Skaska mi się z wątkiem zaprzyjaźniła

czas się okopywać
Kochane moje, bardzo, bardzo dziękuję Wam za życzenia. Za pamięć. Witam espresso
Jak obiecałam, przygotowuję nowy wątek i zacznę go od życzeń dla Was.
Tu jeszcze tylko napiszę, że odebrałam wyniki Femci. Okazało się, że koteczka jest całkiem, ale to całkiem zdrowa

Dokładnych wyników nie znam, bo tylko rozmawiałam z Panią Doktor telefonicznie. Jutro polecę z życzeniami, to odbiorę. Ale wiem, że kreatynina tylko 1.9, co według wetki przy tuszy i wieku Femci absolutnie w porządku. Mocznik podobno w normie i wszystko inne też.
Nawet nie wiecie, jak się cieszę.
Ale nie byłabym sobą, gdybym nie sprawdziła. Dałam Femuszce bezo-peta kilka godzin po śniadanku. I co? Był paw

Czyli coś z tym bezo-petem nie tak.
Z Milusią nie wiem, jak jest. Momentami sobie cichutko leży, momentami biega. Apetyt ma, tylko rano kupalek nie chciał wyjść. Ale już sobie poradziłyśmy. Cały czas obserwuję, ale niewykluczone, że jak jutro bedę leciała do wetki z życzeniami, zabiorę też Miluśkę. Na wszelki wypadek.
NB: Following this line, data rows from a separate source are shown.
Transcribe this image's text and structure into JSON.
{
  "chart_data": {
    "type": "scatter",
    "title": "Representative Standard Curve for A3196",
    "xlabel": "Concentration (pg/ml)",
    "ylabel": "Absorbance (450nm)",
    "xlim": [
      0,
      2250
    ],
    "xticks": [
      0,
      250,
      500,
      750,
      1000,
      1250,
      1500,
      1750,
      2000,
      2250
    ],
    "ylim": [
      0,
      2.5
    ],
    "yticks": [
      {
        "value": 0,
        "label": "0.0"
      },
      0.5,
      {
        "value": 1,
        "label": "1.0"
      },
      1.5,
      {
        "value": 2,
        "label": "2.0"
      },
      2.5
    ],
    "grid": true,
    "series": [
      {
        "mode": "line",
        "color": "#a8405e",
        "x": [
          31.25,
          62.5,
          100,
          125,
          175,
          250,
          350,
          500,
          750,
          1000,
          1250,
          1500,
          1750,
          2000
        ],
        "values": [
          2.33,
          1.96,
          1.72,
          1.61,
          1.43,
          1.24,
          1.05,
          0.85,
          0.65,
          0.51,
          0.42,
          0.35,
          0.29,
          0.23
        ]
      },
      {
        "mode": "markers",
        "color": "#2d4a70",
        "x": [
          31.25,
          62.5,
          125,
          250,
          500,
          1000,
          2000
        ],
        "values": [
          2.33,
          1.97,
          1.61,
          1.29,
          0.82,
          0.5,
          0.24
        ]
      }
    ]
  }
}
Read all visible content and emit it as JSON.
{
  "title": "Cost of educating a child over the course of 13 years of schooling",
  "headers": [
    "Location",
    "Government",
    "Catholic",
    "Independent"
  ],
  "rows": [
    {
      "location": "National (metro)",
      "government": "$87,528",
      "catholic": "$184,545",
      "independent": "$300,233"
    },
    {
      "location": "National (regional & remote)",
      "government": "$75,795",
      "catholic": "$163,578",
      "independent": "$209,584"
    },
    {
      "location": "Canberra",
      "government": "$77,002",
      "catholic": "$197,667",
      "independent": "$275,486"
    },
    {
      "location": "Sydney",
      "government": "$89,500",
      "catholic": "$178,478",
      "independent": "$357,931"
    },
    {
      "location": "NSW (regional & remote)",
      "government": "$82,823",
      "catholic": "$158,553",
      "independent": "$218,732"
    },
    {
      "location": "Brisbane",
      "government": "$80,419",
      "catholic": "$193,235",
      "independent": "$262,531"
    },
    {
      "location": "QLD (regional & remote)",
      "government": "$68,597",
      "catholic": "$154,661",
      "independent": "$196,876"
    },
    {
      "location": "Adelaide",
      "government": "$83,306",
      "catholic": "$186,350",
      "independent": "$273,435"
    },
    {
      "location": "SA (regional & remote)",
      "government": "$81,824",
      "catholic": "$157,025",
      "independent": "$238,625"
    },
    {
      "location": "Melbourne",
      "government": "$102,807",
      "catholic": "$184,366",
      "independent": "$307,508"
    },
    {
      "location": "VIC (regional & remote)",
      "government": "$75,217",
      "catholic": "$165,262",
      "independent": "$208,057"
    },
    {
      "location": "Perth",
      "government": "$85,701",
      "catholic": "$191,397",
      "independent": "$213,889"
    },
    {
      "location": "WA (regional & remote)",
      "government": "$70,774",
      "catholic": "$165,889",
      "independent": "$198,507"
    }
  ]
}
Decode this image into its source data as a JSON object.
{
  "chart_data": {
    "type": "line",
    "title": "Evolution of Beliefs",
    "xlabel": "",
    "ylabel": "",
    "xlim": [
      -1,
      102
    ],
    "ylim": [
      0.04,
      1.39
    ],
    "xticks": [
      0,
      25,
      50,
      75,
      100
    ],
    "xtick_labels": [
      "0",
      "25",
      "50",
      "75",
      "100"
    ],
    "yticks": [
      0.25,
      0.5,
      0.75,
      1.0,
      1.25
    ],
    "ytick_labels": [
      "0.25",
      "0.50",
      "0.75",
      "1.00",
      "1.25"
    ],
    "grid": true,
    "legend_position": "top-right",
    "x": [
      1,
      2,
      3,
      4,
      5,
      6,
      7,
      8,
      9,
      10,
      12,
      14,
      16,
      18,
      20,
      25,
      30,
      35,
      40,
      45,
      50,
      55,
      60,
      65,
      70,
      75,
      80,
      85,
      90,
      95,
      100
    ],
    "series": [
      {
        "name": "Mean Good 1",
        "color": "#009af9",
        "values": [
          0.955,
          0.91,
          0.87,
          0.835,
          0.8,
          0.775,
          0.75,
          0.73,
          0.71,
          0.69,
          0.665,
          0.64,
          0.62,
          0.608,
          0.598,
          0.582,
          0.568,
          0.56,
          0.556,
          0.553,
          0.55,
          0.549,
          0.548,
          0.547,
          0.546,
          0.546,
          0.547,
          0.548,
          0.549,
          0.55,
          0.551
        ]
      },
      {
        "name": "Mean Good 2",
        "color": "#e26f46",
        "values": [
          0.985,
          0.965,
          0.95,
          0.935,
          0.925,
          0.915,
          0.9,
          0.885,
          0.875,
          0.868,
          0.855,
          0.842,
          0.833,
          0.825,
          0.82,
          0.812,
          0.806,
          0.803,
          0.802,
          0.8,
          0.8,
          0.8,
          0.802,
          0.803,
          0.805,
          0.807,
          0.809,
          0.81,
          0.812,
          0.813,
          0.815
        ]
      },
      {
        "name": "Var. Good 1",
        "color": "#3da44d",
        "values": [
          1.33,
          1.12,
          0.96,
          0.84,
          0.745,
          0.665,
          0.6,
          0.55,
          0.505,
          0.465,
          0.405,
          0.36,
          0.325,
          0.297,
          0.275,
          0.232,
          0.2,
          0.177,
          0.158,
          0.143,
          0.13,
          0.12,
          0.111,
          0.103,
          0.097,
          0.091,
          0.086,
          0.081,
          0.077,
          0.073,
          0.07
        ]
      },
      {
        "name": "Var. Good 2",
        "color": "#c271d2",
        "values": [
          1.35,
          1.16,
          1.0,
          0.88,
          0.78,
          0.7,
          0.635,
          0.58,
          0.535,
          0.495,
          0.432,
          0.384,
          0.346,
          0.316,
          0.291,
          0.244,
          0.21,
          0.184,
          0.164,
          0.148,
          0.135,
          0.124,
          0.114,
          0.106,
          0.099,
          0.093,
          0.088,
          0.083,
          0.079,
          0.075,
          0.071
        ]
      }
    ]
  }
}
No i zabiorę zastrzyk p/bólowy na czas Świąt do domu.
Jeszcze się pochwalę. Dostałam od moich pracowników prezent: na szkle namalowane dwa małe rude koteczki. Obrazek malowała jedna z dziewczyn

Bardzo mnie wzruszyły. Obrazek już wisi na ścianie, ale aparat w pracy, więc pokażę dopiero po Świętach.
A dzisiaj w czasie kupowania prezentów weszłam do Empiku i kupiłam sobie samej podarunek: dwie książki. Mam wrażenie, że ostatnio lekko się cofnęłam w rozwoju, czas więc nadrobić zaległości w literaturze polskiej.